Von Martin Winkelheide | 03.12.2012
    Embryonen wachsen und bilden Organe nach einer genau festgelegten Choreografie. Das frühe Gehirn, das Neuralrohr, reift zu Rückenmark und Gehirn heran. Aus ihm stammen aber auch die Pigementzellen der Haut. Ein spezielles Programm, EMT mit Namen, sorgt dafür, dass die Zellen wandern können, sagt der französische Krebsforscher Jean Paul Thiery von der Universität Singapur.

    "Diese Zellen verlassen das Neuralrohr. Sie wandern auf eine genau festgelegte Art und Weise. Sie dringen nicht einfach irgendwo ein, sie siedeln sich ausschließlich in der Haut an, und sie bilden die Pigmentzellen."

    Vielleicht haben wandernde Zellen im Embryo und wandernde Tumorzellen Gemeinsamkeiten. Möglicherweise nutzen sie das selbe genetische Programm. Zehn Jahre ist es her, dass Jean Paul Thiery diese Hypothese aufgestellt hat.

    "Die Krebszellen gewinnen die Fähigkeit der embryonalen Zellen zurück, zu wandern. Das Problem ist nur, es handelt sich nicht um normale Zellen, sondern um bösartige Zellen. Und wenn die durch den Körper wandern, bereitet das Krebspatienten ernste, häufig lebensbedrohliche Probleme."

    US-amerikanischen Forschern ist es jetzt erstmals gelungen, Jean Paul Thierys Hypothese zu belegen. Jing Yang von der Universität von Kalifornien in San Diego und ihre Kollegen in La Jolla und Massachusetts gaben Mäusen mit einem Plattenepithel-Krebs, einen speziellen Faktor. Dieser Faktor TWIST 1 reichte bei den Krebszellen aus, das Wander-Programm zu starten. Die Zellen veränderten ihre Form, lösten sich aus dem Zellverbund und wanderten über die Blutbahn in entfernte Organe, so Jing Yang.

    "Die Krebszellen nutzen das Programm, um zu wandern. Aber, sobald sie in einem Organ – etwa der Lunge – angekommen sind, schalten sie das Programm wieder ab. Sie bewegen sich nicht mehr. Sie beginnen wieder, sich zu teilen. Und dann entstehen neue Knoten, die lebensbedrohlichen Metastasen."

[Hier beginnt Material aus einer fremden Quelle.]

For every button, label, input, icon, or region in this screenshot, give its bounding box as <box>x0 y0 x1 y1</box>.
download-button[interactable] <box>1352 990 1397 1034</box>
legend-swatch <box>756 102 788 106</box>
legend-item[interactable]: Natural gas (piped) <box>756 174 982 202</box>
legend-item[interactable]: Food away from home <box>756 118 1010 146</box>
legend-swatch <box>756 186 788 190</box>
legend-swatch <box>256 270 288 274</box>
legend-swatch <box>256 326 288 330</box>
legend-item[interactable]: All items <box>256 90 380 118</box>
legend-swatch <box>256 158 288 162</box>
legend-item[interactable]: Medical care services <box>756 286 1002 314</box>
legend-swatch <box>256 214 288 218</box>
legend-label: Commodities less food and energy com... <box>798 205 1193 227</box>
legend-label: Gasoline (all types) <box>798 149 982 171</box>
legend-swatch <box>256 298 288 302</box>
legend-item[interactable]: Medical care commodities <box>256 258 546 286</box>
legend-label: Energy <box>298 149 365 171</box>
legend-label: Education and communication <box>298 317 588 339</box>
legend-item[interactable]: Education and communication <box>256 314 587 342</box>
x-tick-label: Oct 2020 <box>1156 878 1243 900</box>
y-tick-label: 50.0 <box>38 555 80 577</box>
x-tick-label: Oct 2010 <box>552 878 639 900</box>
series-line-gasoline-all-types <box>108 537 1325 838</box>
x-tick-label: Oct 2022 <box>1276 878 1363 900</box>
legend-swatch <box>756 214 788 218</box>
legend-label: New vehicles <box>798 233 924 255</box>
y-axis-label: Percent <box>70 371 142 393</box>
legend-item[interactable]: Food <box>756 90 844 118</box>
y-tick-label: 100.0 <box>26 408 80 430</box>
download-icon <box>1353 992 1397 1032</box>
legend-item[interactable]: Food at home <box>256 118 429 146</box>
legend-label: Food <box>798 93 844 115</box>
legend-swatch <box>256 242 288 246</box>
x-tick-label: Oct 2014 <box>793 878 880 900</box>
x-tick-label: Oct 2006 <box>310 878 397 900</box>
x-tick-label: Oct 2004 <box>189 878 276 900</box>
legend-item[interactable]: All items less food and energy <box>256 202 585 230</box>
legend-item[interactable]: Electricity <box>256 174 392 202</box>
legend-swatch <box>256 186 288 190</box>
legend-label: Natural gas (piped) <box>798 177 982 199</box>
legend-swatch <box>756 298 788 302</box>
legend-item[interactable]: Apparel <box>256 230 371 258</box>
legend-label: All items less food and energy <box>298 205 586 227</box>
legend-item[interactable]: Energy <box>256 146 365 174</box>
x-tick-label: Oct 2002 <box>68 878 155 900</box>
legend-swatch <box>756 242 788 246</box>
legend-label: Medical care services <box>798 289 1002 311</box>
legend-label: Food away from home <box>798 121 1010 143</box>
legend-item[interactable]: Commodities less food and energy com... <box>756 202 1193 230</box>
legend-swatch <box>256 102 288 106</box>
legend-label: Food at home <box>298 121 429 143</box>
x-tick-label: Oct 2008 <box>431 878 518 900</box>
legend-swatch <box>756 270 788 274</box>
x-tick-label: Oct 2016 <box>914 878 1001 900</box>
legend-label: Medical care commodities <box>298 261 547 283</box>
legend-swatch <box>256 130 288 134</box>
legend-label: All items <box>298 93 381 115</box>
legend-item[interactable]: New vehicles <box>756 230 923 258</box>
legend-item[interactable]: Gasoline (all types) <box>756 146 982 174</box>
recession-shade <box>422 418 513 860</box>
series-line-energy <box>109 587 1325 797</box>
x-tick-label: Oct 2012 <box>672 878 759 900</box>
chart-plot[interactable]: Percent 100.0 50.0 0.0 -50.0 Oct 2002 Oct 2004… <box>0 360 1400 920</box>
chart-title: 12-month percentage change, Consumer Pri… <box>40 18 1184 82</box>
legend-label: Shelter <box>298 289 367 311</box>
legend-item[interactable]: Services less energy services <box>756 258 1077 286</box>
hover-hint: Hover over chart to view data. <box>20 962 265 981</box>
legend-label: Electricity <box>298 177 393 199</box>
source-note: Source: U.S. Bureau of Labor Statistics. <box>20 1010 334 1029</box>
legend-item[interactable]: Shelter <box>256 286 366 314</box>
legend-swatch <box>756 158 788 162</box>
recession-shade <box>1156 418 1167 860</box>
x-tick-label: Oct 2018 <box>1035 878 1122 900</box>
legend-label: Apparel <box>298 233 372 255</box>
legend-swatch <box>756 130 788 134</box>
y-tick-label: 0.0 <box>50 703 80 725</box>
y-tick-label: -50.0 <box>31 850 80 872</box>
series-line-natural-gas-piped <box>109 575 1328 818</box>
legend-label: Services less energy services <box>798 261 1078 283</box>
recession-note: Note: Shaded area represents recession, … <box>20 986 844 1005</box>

    Viele wichtige Details sind noch ungeklärt. Der Faktor TWIST 1 ist ein sicherer Weg, das Wanderprogramm zu starten, aber wahrscheinlich nicht der einzige.

    "Wir haben gesehen, dass viele verschiedene Signale den Startimpuls setzen können. Entzündliche Prozesse etwa oder auch ein Sauerstoffmangel im Tumor können das EMT-Programm starten. Vielleicht ist es bei jeder Tumorart auch ein wenig anders, vielleicht kommt es auch auf eine Kombination verschiedener Signale an."

    Viele Zellen eines Tumors beginnen zu wandern, sobald das EMT-Programm startet. Aber nur aus relativ wenigen geht eine Metastase hervor. Besitzen diese wenigen Krebszellen zusätzliche, andere Eigenschaften als andere Krebszellen? Das ist unklar. Ebenso, warum nach der Wanderung durch den Körper oft viele Jahre vergehen können, bis Krebszellen sich erneut teilen und vermehren. Jing Yang plant daher, die Mäuse-Experimente zu wiederholen. Nur will sie diesmal die Tumorzellen markieren, um genau verfolgen zu können, was in der Zeit passiert von der Wanderung der Zellen bis zum Heranwachsen der Metastase.
    Dann erst lässt sich auch abwägen, ob sich das neue Wissen vielleicht nutzen ließe für die Krebsmedizin. Denn, würde TWIST1 medikamentös blockiert, könnte das EMT-Programm nicht starten.

    "Faktoren wie TWIST 1 sind eigentlich ideale Angriffspunkte für eine Behandlung. Denn solche sogenannten Transkriptionsfaktoren werden ausschließlich während der Embryonalentwicklung genutzt. In Zellen von Erwachsenen sind sie überflüssig. Sie haben keine Funktion: weder für das Zell-Überleben noch für die Zellteilung."

    Bevor ein solcher Wirkstoff, der TWIST 1 blockiert, an Patienten erprobt werden könnte, muss sicher sein, dass er wirklich mehr nützt, als dass er schadet. Denn er könnte zwar Krebszellen daran hindern, zu wandern. Krebszellen, die aber bereits unterwegs sind, könnte er dazu bringen, die Wanderung zu stoppen und Metastasen zu bilden. Wie hoch dieses Risiko ist, ist unklar. Das neue Wissen lässt sich dennoch jetzt schon praktisch nutzen. Jing Yang und ihre Kollegen haben Daten und Gewebeproben von Frauen mit Brustkrebs analysiert und entdeckt, dass bei Tumoren, die besonders viel von dem Faktor TWIST 1 bilden, das Risiko hoch ist, dass sie früh streuen. Um die Heilungschancen zu erhöhen, sollten solche Tumore daher besonders aggressiv behandelt werden. Trotz aller unangenehmen Nebenwirkungen von Chemo- und Strahlentherapie.